这种怪物,别说光明正大地袭击,就算是绕背偷袭,它也没这个胆子啊。
“滚开。”白沙说道。
红豺如蒙大赦,扭头就跑,也不顾还在雄狮嘴下挣扎的队友,一溜烟跑就没了踪影。
岑月淮摸了摸自己手臂上竖着的寒毛。
刚才白沙突然释放精神力,她当然也感觉到了。
这群家伙能不能别只看人的外表判定一个人的实力?要是真刀真枪地打起来,他们还不知道自己是怎么死的呢。
另一头,白色游隼面对多个敌人,却也占尽了上风,甚至隐隐还有结束战局的意思。白沙的精神体、那只娇小的银喉长尾山雀时不时飞到游隼身边啾两声,像是在给它加油鼓劲。游隼于是打得更加卖力。

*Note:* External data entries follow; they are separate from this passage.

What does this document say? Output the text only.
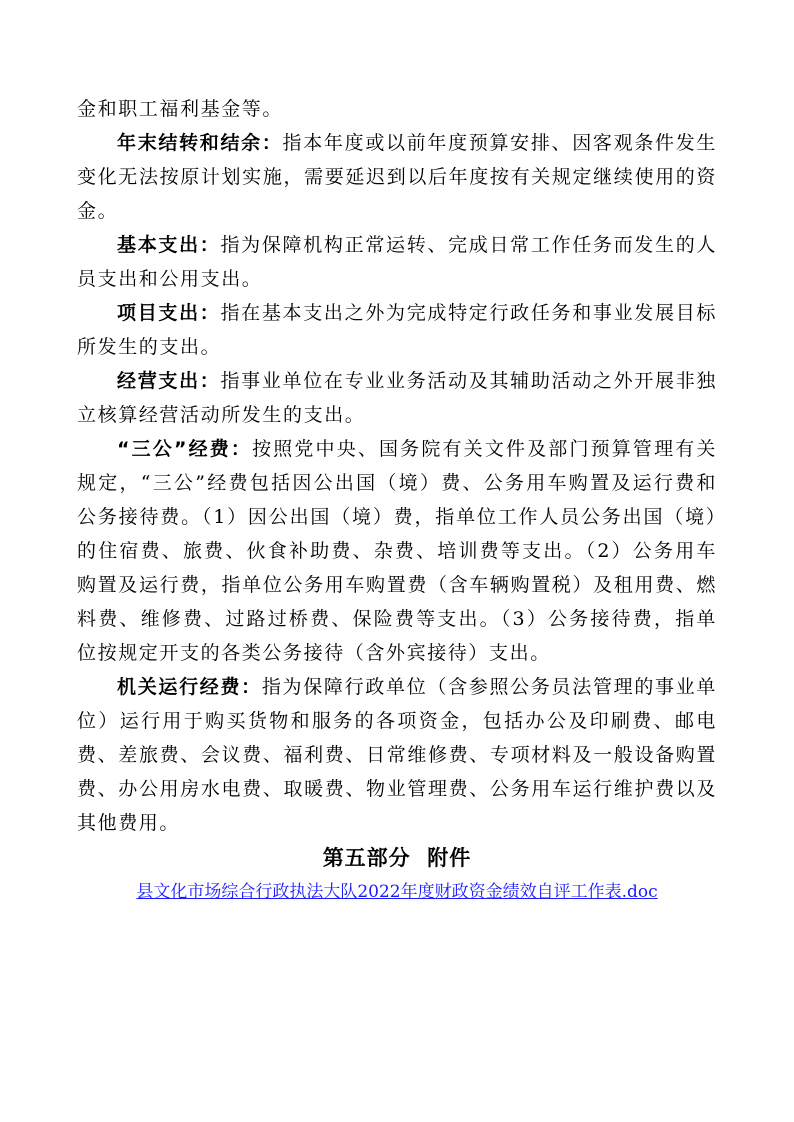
金和职工福利基金等。

年末结转和结余：指本年度或以前年度预算安排、因客观条件发生变化无法按原计划实施，需要延迟到以后年度按有关规定继续使用的资金。

基本支出：指为保障机构正常运转、完成日常工作任务而发生的人员支出和公用支出。

项目支出：指在基本支出之外为完成特定行政任务和事业发展目标所发生的支出。

经营支出：指事业单位在专业业务活动及其辅助活动之外开展非独立核算经营活动所发生的支出。

“三公”经费：按照党中央、国务院有关文件及部门预算管理有关规定，“三公”经费包括因公出国（境）费、公务用车购置及运行费和公务接待费。（1）因公出国（境）费，指单位工作人员公务出国（境）的住宿费、旅费、伙食补助费、杂费、培训费等支出。（2）公务用车购置及运行费，指单位公务用车购置费（含车辆购置税）及租用费、燃料费、维修费、过路过桥费、保险费等支出。（3）公务接待费，指单位按规定开支的各类公务接待（含外宾接待）支出。

机关运行经费：指为保障行政单位（含参照公务员法管理的事业单位）运行用于购买货物和服务的各项资金，包括办公及印刷费、邮电费、差旅费、会议费、福利费、日常维修费、专项材料及一般设备购置费、办公用房水电费、取暖费、物业管理费、公务用车运行维护费以及其他费用。

第五部分  附件
县文化市场综合行政执法大队2022年度财政资金绩效自评工作表.doc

岑月淮抬头看着自己的精神体陷入兴奋状态,有些疑惑:今天她怎么感觉轻松了许多,似乎没什么失控的倾向,连她的精神体都指哪儿打哪儿,虽然还是任性,但好歹听话多了。
难道她的精神体是天生好战的类型?
岑月淮这边还在疑惑,而被解决掉的兽种们却一个个地开始怀疑人生:
之前被西诺·乌斯的金色雄狮压制的兽种,被淘汰了。
与岑月淮的游隼鏖战的两只兽种,被淘汰了。
最后,他们队伍里活下来的,只有唯一一只接近了白沙又选择夹着尾巴逃跑的红豺!
最后的五个名额,除了逃跑及时的红豺,白沙、岑月淮、西诺·乌斯三人外,还有剩下一个一直缩在角落里的学生捡了大漏。
这是什么奇葩的走向?
“……行了。”眼看着场面上只剩五个站着的人,蒂西雅伸出手拍了拍,“自由搏斗时间结束。不错,现在看着像样多了。”
为了不挂科而拼尽全力的学生们:“……”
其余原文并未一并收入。